Una sequenza mostra Oppenheimer che distoglie lo sguardo dagli orrori della bomba, proiettati in una sala cinema. La camera è fissa sulla reazione del protagonista. Non inquadra mai Hiroshima, Nagasaki, i cadaveri bruciati, i vivi avvelenati, mutilati, sterilizzati, scarciofati dalle radiazioni. Siamo lontani da Lynch. Pare quasi che il film stesso distolga lo sguardo davanti al bianco abbacinante della bomba, il bianco della colpa. Non vediamo mai l’effetto della bomba sui civili ma solo sulla coscienza di Oppenheimer.

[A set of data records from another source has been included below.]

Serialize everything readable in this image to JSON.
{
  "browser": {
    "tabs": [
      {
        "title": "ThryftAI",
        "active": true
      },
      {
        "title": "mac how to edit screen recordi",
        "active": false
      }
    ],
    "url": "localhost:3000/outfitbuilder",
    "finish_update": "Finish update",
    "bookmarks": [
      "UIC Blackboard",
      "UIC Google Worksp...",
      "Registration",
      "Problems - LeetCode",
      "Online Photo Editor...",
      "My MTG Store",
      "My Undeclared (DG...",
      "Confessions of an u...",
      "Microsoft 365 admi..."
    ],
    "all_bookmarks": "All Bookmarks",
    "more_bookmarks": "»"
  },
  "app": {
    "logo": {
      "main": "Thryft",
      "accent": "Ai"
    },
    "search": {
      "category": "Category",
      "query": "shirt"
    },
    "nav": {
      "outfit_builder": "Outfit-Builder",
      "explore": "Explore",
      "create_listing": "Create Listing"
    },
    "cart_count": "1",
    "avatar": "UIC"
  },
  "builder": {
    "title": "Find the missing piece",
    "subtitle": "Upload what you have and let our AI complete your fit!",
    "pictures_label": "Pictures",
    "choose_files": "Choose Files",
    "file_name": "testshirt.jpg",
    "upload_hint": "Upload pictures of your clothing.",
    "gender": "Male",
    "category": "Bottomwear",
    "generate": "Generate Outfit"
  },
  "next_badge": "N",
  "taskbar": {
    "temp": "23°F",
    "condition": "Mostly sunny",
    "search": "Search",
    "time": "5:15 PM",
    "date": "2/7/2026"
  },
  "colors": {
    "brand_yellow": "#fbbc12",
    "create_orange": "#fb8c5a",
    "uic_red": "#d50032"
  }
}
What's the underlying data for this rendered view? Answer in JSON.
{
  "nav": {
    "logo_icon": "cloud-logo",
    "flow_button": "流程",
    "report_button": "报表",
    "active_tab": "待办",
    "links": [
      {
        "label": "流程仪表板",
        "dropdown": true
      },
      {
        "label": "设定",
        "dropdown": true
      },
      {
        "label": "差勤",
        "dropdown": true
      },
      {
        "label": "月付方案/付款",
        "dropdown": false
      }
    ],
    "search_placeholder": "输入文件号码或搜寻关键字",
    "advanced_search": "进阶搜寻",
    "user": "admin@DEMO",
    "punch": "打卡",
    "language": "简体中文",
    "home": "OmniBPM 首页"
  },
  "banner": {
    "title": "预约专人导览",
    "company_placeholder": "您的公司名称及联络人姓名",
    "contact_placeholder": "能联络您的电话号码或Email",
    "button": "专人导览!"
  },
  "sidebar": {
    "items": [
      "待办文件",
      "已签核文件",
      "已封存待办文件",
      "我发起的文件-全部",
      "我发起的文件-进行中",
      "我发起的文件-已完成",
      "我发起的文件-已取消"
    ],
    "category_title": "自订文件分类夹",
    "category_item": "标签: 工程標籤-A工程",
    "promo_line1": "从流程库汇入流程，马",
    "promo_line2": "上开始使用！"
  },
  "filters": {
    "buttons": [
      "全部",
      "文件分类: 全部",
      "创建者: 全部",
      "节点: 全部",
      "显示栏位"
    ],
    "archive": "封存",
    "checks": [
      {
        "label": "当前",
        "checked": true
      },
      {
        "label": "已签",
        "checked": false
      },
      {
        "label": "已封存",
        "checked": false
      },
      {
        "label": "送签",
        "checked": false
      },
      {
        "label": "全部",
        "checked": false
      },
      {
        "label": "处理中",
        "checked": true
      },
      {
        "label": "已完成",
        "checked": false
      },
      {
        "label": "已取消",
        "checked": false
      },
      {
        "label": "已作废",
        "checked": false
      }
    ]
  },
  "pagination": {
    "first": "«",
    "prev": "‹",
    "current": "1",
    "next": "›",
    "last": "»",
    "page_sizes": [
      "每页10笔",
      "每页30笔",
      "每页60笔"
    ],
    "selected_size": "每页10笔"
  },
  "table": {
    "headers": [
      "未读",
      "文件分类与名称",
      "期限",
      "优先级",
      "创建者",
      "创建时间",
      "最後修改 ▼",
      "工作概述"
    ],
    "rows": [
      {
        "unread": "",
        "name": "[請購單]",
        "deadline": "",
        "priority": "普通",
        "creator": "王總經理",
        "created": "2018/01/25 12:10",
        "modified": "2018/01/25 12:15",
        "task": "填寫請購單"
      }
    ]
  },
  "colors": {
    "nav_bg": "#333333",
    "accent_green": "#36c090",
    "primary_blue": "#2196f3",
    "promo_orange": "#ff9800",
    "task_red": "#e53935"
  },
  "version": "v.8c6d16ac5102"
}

A questo sembra ridursi l’intero film, un discorso fatto dalla coscienza, per la coscienza, la coscienza di Oppenheimer e degli americani, forse dell’intero Occidente, una coscienza tormentata che chiede perdono, che però se lo concede da sé, senza mai relazionarsi con le vittime, parlando solo con sé stessa, facendo parlare le proprie contraddizioni – l’etica e la tecnica, l’impulso a conoscere e quello ad uccidere. Conclude Berardini inquadrando la domanda fondamentale, “Già The Prestige era la storia di inventori al limite dell’etica, ma ancor di più qui Nolan si impossessa delle forme del biopic scientifico complicandone il segno morale. Oppenheimer è carnefice o martire?” Peccato che il film, oltre a porre la domanda, pare volerci dare anche la risposta.

autoritrAtto

Grossolano come documento storico e farraginoso nei suoi aspetti finzionali, Oppenheimer invece funziona benissimo come autoritratto. Scrive Dario Denta, Nolan è un “grande tecnico con una propensione poco teorica” e cade spesso nella tentazione di ricorrere a spiegoni magniloquenti, se non puri deliri come la “quarta dimensione dell’amore” di Interstellar.
Facile presumere che si sia identificato con Oppenheimer, fisico poco portato alla teoresi e all’astrazione ma molto versato nell’ambito pratico, organizzativo. Analogamente, il miglior cinema di Nolan è un cinema prestigiatorio, che trova la sua ragion d’essere nella perfetta esecuzione tecnica del trucco.
Il pubblico, qualsiasi pubblico, aspira a essere ingannato, irretito dall’intreccio, illuso dai fantasmi che sfilano sullo schermo. Il trucco, qualsiasi trucco, perde d’incanto quando lo si spiega. Di incanto il suo cinema ne ha perso parecchio, da quando alle smancerie di Interstellar si sono aggiunti la retorica di Dunkirk, i garbugli di Tenet, le aule di Oppenheimer.
Lo ritroviamo intatto, l’incanto, nel segmento centrale. Quando regista e personaggio, uniti dall’ossessione scopica, contemplano il sole bianco di Trinity che cancella, insieme al profilmico, il mondo che c’era prima.